Committee chairs air SAFETY concerns

Letter to DHS Secretary Tom Ridge

Landmark federal legislation designed to encourage companies to rapidly develop antiterrorism technologies and then shield them from liability hasn't attracted many takers and House lawmakers say red tape is to blame.

In 6-page letter dated May 11 to Secretary Tom Ridge of the Homeland Security Department, three House committee chairmen said they want departmental officials to streamline the process created by the Support Anti-terrorism by Fostering Effective Technologies (SAFETY) Act of 2002.

The chairmen are concerned that the SAFETY Act has instead spurred "lengthy and bureaucratic reviews" of critical homeland security devices and services.

"To date, we understand that DHS has received disappointingly few SAFETY Act applications, and has yet to designate a single technology — even though some applications have been pending since late last fall," wrote Reps. James Sensenbrenner Jr. (R-Wisc.), who chairs the Judiciary Committee, Christopher Cox (R-Calif.), who heads the Homeland Security Select Committee, and Tom Davis (R-Va.), who chairs the Government Reform Committee.

The SAFETY Act was enacted to eliminate or reduce tort liability for companies that develop advanced technologies used in high-risk situations — for example, chemical and biological environmental sensors — should lawsuits arise after an act of terrorism.
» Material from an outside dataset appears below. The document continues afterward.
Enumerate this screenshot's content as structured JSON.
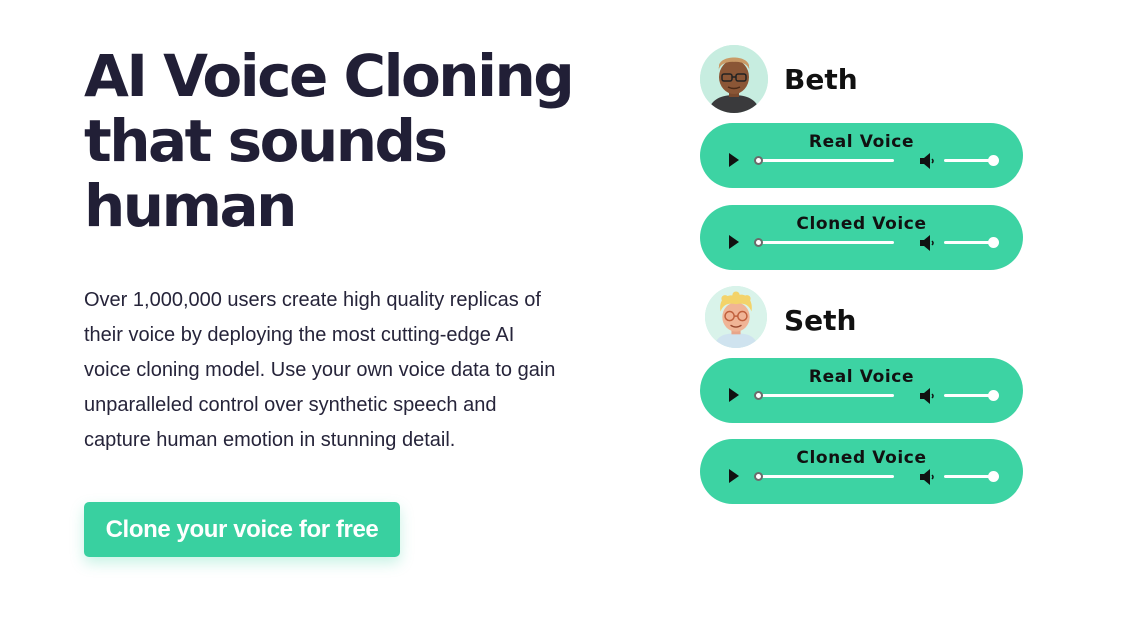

Companies have their products designated and certified by DHS in a review process that was supposed to be "simple and straightforward — a means of facilitating transactions, not erecting additional barriers to deployment."

Staffers from the lawmakers and the department met several times to discuss how to advance implementation of the act. In the letter, the lawmakers outlined how DHS officials could expedite the process by prioritizing technologies for the most serious threats and during a heightened risk or current terrorism alert, among several other recommendations.

"Nobody wants developing technologies that can detect or prevent acts of terrorism involving biological, chemical, nuclear and other potentially devastating weapons to be stuck in the approval pipeline at [DHS] and not protecting the American public," said Sensenbrenner in a prepared statement.